What's the difference between using a guitar harmonizer pedal and a vocal harmonizer, for guitar and vocals? Are they interchangeable at all?

#1
I have a Boss Harmonist PS-6 and I was thinking of maybe getting a microphone to try to sing harmonizing/octaved lines sometimes. Would it work at all or does it have a much harder time detecting the pitch from a human voice than from a guitar signal, or is it more that it would give a shitty tone or what? I figured it has to work since it works perfectly fine with my guitar after going through a nearly maxed out distortion pedal. Has anyone here ever done it?
#2
I haven't used one, but I believe most vocal harmonizer rely on a guitar or piano input (or maybe another instrument) for chords to establish what the key is and how it should harmonize. Most guitar pedals work chromatically or need you to set the key manually.

I'd think the biggest problem with using the PS-6 for vocals would be the connection and sending the vocal signal to it so it still keeps the signal in tact.
#3
Quote by I K0nijn I


I'd think the biggest problem with using the PS-6 for vocals would be the connection and sending the vocal signal to it so it still keeps the signal in tact.


Seems to be a totally nonexistent problem. We've had XLR to 1/4" cables for many, many years. And if my voice comes in too weak for the pedal to properly process, I could probably just send it through another pedal like my Boss DS-1 with zero distortion so it can just act like a signal booster, or something else if it's cheap enough to be worth buying for this purpose.
#5
Quote by yamdiddle
I have a Boss Harmonist PS-6 and I was thinking of maybe getting a microphone to try to sing harmonizing/octaved lines sometimes. Would it work at all or does it have a much harder time detecting the pitch from a human voice than from a guitar signal, or is it more that it would give a shitty tone or what? I figured it has to work since it works perfectly fine with my guitar after going through a nearly maxed out distortion pedal. Has anyone here ever done it?

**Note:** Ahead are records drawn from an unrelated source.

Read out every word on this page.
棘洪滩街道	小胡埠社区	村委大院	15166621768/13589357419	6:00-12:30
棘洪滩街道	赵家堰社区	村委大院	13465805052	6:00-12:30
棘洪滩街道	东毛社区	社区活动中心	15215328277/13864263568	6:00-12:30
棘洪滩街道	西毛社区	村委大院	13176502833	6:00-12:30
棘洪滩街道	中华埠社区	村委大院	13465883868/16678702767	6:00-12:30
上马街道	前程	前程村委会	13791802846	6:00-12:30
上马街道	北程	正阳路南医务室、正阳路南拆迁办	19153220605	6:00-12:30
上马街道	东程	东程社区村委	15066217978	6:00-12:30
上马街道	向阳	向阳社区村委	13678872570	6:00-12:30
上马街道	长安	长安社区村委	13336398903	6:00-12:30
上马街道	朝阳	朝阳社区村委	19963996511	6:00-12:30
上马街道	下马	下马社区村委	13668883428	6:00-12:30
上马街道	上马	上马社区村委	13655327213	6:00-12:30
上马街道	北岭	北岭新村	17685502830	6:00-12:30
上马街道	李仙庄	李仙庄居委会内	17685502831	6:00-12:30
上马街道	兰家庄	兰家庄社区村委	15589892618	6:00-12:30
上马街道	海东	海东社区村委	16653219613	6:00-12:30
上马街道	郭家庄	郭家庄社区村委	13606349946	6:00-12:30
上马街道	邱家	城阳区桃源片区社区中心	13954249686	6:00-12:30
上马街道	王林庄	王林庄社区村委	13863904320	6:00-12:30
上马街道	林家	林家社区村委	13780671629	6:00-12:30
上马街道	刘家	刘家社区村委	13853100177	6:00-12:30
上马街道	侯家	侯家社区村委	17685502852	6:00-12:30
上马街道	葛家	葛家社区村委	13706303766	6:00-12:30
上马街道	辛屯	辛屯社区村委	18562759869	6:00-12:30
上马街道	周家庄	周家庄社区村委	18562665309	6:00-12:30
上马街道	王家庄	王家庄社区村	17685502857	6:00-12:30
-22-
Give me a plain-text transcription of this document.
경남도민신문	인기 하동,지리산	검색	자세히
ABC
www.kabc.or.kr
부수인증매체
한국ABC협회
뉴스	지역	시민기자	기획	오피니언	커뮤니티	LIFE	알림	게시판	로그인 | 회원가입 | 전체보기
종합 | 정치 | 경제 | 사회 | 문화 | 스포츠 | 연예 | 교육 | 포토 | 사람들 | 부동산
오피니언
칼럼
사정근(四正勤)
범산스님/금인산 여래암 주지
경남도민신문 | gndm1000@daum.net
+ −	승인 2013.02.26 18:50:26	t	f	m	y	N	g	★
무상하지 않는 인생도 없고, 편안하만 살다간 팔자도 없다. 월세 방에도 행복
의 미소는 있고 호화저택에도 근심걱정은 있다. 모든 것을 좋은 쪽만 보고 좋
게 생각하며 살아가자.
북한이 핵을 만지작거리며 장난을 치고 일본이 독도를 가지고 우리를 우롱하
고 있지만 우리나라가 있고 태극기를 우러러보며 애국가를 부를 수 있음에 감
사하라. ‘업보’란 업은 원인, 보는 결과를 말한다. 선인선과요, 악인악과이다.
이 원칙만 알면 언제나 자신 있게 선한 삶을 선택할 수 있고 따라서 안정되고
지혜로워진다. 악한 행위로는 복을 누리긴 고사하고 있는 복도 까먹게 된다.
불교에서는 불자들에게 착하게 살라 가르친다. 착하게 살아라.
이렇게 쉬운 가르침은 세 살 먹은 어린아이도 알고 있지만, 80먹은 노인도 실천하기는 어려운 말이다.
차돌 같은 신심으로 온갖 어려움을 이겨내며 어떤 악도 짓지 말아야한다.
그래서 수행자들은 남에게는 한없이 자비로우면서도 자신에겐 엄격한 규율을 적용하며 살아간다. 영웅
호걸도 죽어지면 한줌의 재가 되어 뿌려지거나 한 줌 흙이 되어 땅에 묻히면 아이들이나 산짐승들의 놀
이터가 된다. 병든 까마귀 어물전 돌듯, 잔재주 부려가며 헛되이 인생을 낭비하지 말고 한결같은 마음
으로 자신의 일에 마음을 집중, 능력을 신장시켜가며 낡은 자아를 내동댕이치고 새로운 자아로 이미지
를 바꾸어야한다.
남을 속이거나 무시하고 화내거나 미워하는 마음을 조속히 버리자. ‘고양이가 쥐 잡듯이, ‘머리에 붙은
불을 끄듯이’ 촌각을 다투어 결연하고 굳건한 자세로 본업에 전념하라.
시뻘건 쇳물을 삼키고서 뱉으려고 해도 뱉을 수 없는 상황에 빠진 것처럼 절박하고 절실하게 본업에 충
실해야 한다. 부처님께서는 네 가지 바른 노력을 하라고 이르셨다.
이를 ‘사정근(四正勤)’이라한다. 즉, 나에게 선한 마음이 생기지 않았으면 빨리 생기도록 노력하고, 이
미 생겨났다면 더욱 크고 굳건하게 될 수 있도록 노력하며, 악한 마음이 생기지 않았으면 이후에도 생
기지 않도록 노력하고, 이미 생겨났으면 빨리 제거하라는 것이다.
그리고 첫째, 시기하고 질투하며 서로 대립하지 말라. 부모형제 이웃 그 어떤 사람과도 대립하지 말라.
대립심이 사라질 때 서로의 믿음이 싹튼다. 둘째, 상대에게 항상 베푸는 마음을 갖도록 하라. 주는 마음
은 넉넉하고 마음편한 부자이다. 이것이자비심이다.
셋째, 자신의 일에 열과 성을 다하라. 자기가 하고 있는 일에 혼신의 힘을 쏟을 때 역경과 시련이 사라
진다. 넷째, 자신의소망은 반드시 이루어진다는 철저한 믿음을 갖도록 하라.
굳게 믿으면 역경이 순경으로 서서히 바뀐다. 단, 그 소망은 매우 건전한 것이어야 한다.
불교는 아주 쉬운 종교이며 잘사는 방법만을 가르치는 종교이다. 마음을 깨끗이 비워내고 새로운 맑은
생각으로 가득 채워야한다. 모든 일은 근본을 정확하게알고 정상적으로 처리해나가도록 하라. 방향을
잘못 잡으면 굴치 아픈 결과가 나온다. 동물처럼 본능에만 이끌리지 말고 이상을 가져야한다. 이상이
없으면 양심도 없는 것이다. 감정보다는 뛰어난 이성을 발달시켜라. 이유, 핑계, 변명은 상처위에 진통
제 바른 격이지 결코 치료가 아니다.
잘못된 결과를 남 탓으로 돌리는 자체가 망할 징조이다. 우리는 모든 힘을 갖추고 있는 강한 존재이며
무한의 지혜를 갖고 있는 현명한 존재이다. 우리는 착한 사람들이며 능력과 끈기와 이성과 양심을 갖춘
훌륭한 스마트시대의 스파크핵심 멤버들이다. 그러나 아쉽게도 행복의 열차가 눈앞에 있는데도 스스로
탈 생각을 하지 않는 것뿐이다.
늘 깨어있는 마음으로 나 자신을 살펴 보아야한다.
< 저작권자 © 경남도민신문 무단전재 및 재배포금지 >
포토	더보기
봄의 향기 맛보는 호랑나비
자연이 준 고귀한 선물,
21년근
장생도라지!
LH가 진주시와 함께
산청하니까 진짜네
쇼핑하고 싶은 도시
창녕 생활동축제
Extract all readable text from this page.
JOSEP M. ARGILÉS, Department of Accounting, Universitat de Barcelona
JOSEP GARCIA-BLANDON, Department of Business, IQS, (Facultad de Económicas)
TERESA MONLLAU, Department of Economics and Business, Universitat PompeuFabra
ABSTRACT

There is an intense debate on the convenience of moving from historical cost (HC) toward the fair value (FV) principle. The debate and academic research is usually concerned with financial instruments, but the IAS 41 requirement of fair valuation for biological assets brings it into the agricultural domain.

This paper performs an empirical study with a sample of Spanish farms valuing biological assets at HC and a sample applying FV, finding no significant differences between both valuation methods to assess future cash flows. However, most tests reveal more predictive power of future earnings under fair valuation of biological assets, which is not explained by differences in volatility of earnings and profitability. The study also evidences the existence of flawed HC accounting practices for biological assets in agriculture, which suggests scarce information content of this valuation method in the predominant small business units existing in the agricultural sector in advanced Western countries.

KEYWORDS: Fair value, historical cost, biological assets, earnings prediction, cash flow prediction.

I imagine you'd get similar results (with vocals) to a point. It's extremely limited, however.

Compared to other vocal processors (like those from TC-Helicon), it's not even close. With the BOSS, you have the choice of maybe half a dozen basic harmonies and that's it. With other processors, your guitar or keyboard signal can trigger instantaneous changes in harmony on the fly. You can choose female or male voices for the harmonies. You can have several kinds of preset harmonies available, and you can work with the processor with your foot OR on a mike stand to be changed with your hand. Much more, including pitch correction, EQ, HardTune, compressor, looping, etc., all in a single unit.
#6
I K0nijn I Not exactly, I'd still like to know how well it would actually work before I buy the rest of the stuff I need to try singing through it.
#7
Quote by yamdiddle
I K0nijn I Not exactly, I'd still like to know how well it would actually work before I buy the rest of the stuff I need to try singing through it.


It's not a good solution for vocals. It's not even a mediocre solution for vocals. If you're going to do this, pick up one of the TC-Helicon pedals for the vocals and keep the Harmonist for the rare and occasional guitar use it will receive. The TC-Helicon setups are *far* more advanced.